BhunjiWeasber提示您:看后求收藏(詩鼎小說網(wǎng)網(wǎng)m.autocad360.cn),接著再看更方便。
璘挨過去笑道。
“江上雪。”
“江上雪,浦邊風(fēng)。是因?yàn)閺堊油伞!崩畛协U道。
江玉樓側(cè)目看他,那眼神就像是每次李承璘對錯詩一樣的驚訝,不過這次,他說對了。
李承璘接著笑道:“我聽江寒說,你很仰慕他。玉樓,你是否是想要像他那樣的生活?”
“扁舟垂綸,浮三江,泛五湖,漁樵為樂。有何不好?”這是他第一次在李承璘喚他名字的問題下回答他。
“張子同的斜風(fēng)細(xì)雨,結(jié)果最后卻是個溺死的命。”李承璘的眼神似在嘆息,這樣的神情幾乎不會出現(xiàn)在他的臉上,他似有似無的嘆了一息,眉頭微皺:“所以說,也許那樣的生活根本就不存在吧。”
一時兩人竟是無言。
過會兒,李承璘起身,要出院門時,江玉樓依舊坐在琴案前,一縷馨香在身邊繚繚娜娜。
“陳璘。”江玉樓第一次主動叫住了他:“是,扈江離與辟芷兮,紉秋蘭以為佩。所以我叫江離。”
臨走時,江玉樓只是與李承璘說了這句無關(guān)任何的話,可是也不知為什么,李承璘就是高興。躺在東宮床榻上天亮也沒睡著,第二天又去了梨苑。
“你可知今夜長安要熱鬧了?”李承璘看起來很興奮。
江玉樓在作畫,奈何一旁研磨的李承璘一直在聒噪,能靜下心來才怪。
“今夜是仲秋花燈夜,你可與我同去?”
江玉樓不語,只是在畫自己的枝條。
“你可去逛過花燈?”李承璘又道:“夜色甚好,街景喧囂,夏晚是夜星繁天,雖是夜晚,卻亮如白晝,只因那環(huán)河滿樹,滿街滿城的花燈整整的亮上一夜,人人相攜結(jié)伴,還有那一對對心系相通之人,相約月圓看燈對詩,我們……”
“不去。”江玉樓不耐煩他的聒噪,落筆點(diǎn)上朱砂,只清清給了兩個字。
“你不去?”李承璘看他半天:“那我如何去?”
“隨你。總之我不去。”
慕容九聽著事情已經(jīng)發(fā)展到這一步,他覺得李承璘該是不會放棄的主兒。
結(jié)果正如他我所料,江玉樓說那晚,是被李承璘硬拉上街市的。
慕容九問江玉樓當(dāng)時是否有些惱了?他說他不喜歡人多吵鬧的地方,又是被強(qiáng)行拉去的,自然是惱了。
可慕容九看見江玉樓說這話時,卻是微微笑著的。于是他也搞不清,江玉樓當(dāng)時真是惱的?

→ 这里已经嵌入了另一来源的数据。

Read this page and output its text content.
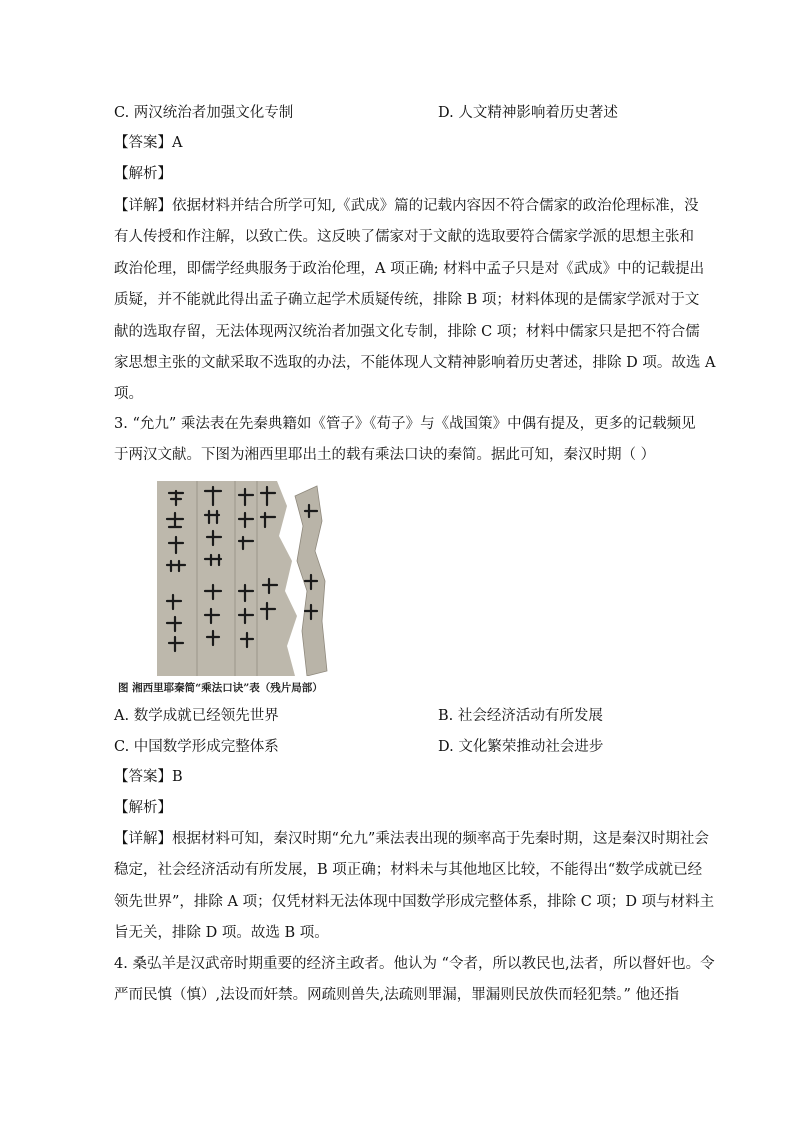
C. 两汉统治者加强文化专制	D. 人文精神影响着历史著述
【答案】A
【解析】
【详解】依据材料并结合所学可知,《武成》篇的记载内容因不符合儒家的政治伦理标准，没
有人传授和作注解，以致亡佚。这反映了儒家对于文献的选取要符合儒家学派的思想主张和
政治伦理，即儒学经典服务于政治伦理，A 项正确; 材料中孟子只是对《武成》中的记载提出
质疑，并不能就此得出孟子确立起学术质疑传统，排除 B 项；材料体现的是儒家学派对于文
献的选取存留，无法体现两汉统治者加强文化专制，排除 C 项；材料中儒家只是把不符合儒
家思想主张的文献采取不选取的办法，不能体现人文精神影响着历史著述，排除 D 项。故选 A
项。
3. “允九” 乘法表在先秦典籍如《管子》《荀子》与《战国策》中偶有提及，更多的记载频见
于两汉文献。下图为湘西里耶出土的载有乘法口诀的秦简。据此可知，秦汉时期（ ）
图 湘西里耶秦简“乘法口诀”表（残片局部）
A. 数学成就已经领先世界	B. 社会经济活动有所发展
C. 中国数学形成完整体系	D. 文化繁荣推动社会进步
【答案】B
【解析】
【详解】根据材料可知，秦汉时期“允九”乘法表出现的频率高于先秦时期，这是秦汉时期社会
稳定，社会经济活动有所发展，B 项正确；材料未与其他地区比较，不能得出“数学成就已经
领先世界”，排除 A 项；仅凭材料无法体现中国数学形成完整体系，排除 C 项；D 项与材料主
旨无关，排除 D 项。故选 B 项。
4. 桑弘羊是汉武帝时期重要的经济主政者。他认为 “令者，所以教民也,法者，所以督奸也。令
严而民慎（慎）,法设而奸禁。网疏则兽失,法疏则罪漏，罪漏则民放佚而轻犯禁。” 他还指
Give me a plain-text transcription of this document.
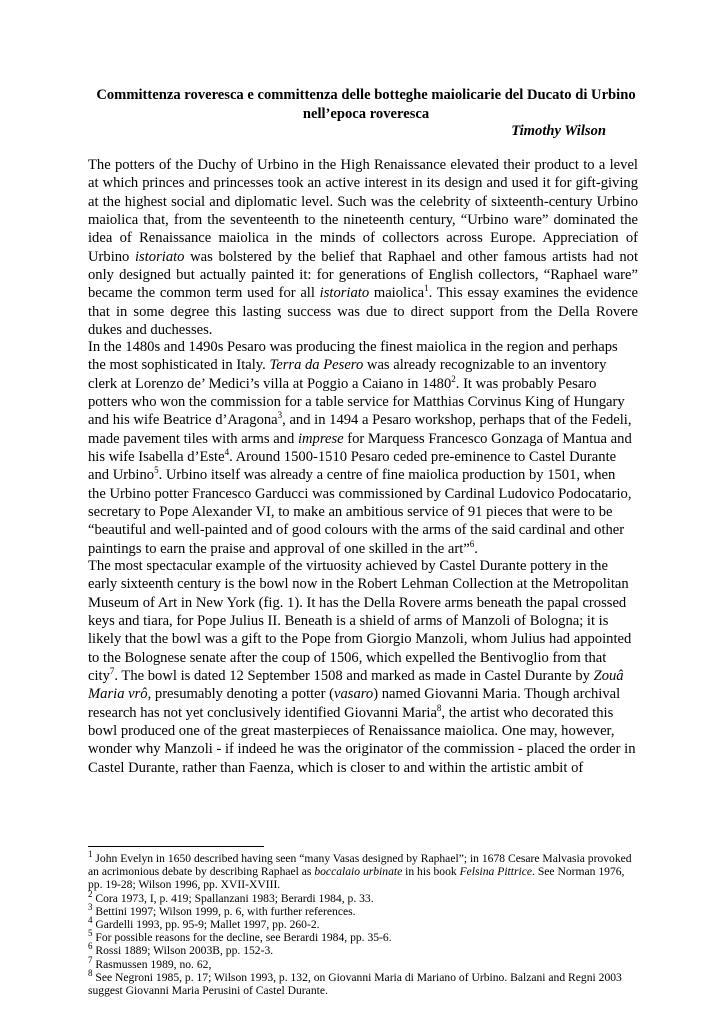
Committenza roveresca e committenza delle botteghe maiolicarie del Ducato di Urbino
nell’epoca roveresca
Timothy Wilson

The potters of the Duchy of Urbino in the High Renaissance elevated their product to a level at which princes and princesses took an active interest in its design and used it for gift-giving at the highest social and diplomatic level. Such was the celebrity of sixteenth-century Urbino maiolica that, from the seventeenth to the nineteenth century, “Urbino ware” dominated the idea of Renaissance maiolica in the minds of collectors across Europe. Appreciation of Urbino istoriato was bolstered by the belief that Raphael and other famous artists had not only designed but actually painted it: for generations of English collectors, “Raphael ware” became the common term used for all istoriato maiolica$^1$. This essay examines the evidence that in some degree this lasting success was due to direct support from the Della Rovere dukes and duchesses.

In the 1480s and 1490s Pesaro was producing the finest maiolica in the region and perhaps
the most sophisticated in Italy. Terra da Pesero was already recognizable to an inventory
clerk at Lorenzo de’ Medici’s villa at Poggio a Caiano in 1480$^2$. It was probably Pesaro
potters who won the commission for a table service for Matthias Corvinus King of Hungary
and his wife Beatrice d’Aragona$^3$, and in 1494 a Pesaro workshop, perhaps that of the Fedeli,
made pavement tiles with arms and imprese for Marquess Francesco Gonzaga of Mantua and
his wife Isabella d’Este$^4$. Around 1500-1510 Pesaro ceded pre-eminence to Castel Durante
and Urbino$^5$. Urbino itself was already a centre of fine maiolica production by 1501, when
the Urbino potter Francesco Garducci was commissioned by Cardinal Ludovico Podocatario,
secretary to Pope Alexander VI, to make an ambitious service of 91 pieces that were to be
“beautiful and well-painted and of good colours with the arms of the said cardinal and other
paintings to earn the praise and approval of one skilled in the art”$^6$.
The most spectacular example of the virtuosity achieved by Castel Durante pottery in the
early sixteenth century is the bowl now in the Robert Lehman Collection at the Metropolitan
Museum of Art in New York (fig. 1). It has the Della Rovere arms beneath the papal crossed
keys and tiara, for Pope Julius II. Beneath is a shield of arms of Manzoli of Bologna; it is
likely that the bowl was a gift to the Pope from Giorgio Manzoli, whom Julius had appointed
to the Bolognese senate after the coup of 1506, which expelled the Bentivoglio from that
city$^7$. The bowl is dated 12 September 1508 and marked as made in Castel Durante by Zouâ
Maria vrô, presumably denoting a potter (vasaro) named Giovanni Maria. Though archival
research has not yet conclusively identified Giovanni Maria$^8$, the artist who decorated this
bowl produced one of the great masterpieces of Renaissance maiolica. One may, however,
wonder why Manzoli - if indeed he was the originator of the commission - placed the order in
Castel Durante, rather than Faenza, which is closer to and within the artistic ambit of

$^1$ John Evelyn in 1650 described having seen “many Vasas designed by Raphael”; in 1678 Cesare Malvasia provoked an acrimonious debate by describing Raphael as boccalaio urbinate in his book Felsina Pittrice. See Norman 1976, pp. 19-28; Wilson 1996, pp. XVII-XVIII.

$^2$ Cora 1973, I, p. 419; Spallanzani 1983; Berardi 1984, p. 33.

$^3$ Bettini 1997; Wilson 1999, p. 6, with further references.

$^4$ Gardelli 1993, pp. 95-9; Mallet 1997, pp. 260-2.

$^5$ For possible reasons for the decline, see Berardi 1984, pp. 35-6.

$^6$ Rossi 1889; Wilson 2003B, pp. 152-3.

$^7$ Rasmussen 1989, no. 62,

$^8$ See Negroni 1985, p. 17; Wilson 1993, p. 132, on Giovanni Maria di Mariano of Urbino. Balzani and Regni 2003 suggest Giovanni Maria Perusini of Castel Durante.
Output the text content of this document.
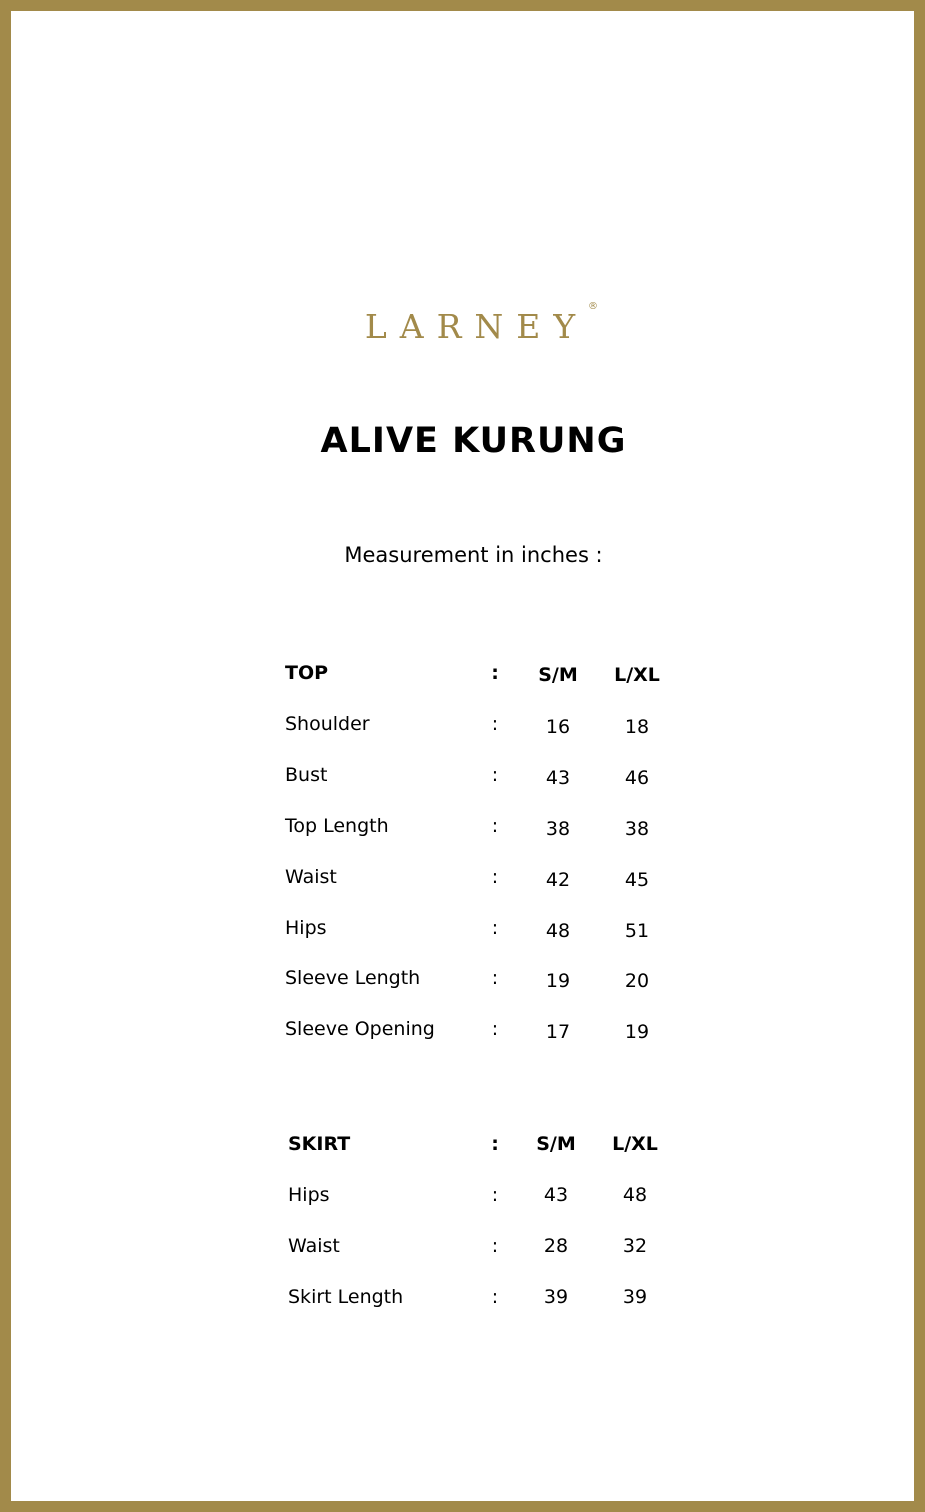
LARNEY
®
ALIVE KURUNG
Measurement in inches :
TOP	:	S/M	L/XL
Shoulder	:	16	18
Bust	:	43	46
Top Length	:	38	38
Waist	:	42	45
Hips	:	48	51
Sleeve Length	:	19	20
Sleeve Opening	:	17	19
SKIRT	:	S/M	L/XL
Hips	:	43	48
Waist	:	28	32
Skirt Length	:	39	39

那晚李承璘帶著江玉樓走過了長安的長街,人庭喧囂,華燈初上。那是江玉樓第一次逛花燈,每年的中秋都是陪著母親對月悵然,從來不知中秋夜可以這么熱鬧,人原來可以這么多。
李承璘把江玉樓拉到河邊放河燈,似是蓄謀,又將筆給他,要他在燈上寫字。
江玉樓見旁人在燈上寫了名字,詢問賣燈人才知是為死者祈愿,為生者掛心,為自己求緣。
在李承璘期待的注視中,江玉樓寫了愿母靈安。
李承璘心中一落,不甘心又如何?人家自然要孝字當(dāng)頭。
走到前方,只見一樹碩大,墜滿花燈,亮的枝葉煌煌,像極了一盞巨大的燈籠。江玉樓過去看,燈上皆有字箋。
“這是燈箋。每兩盞燈都有上下半句詩分開掛。”李承璘道,說著就隨手撈來一盞,打開念道:“入我相思門,知我相思苦?”
江玉樓對詩句根本就是隨口便來的習(xí)慣,隨即就能對上:“長相思兮長相憶,短相思兮無窮極。”說完竟真就找到了那寫了下半句的花燈。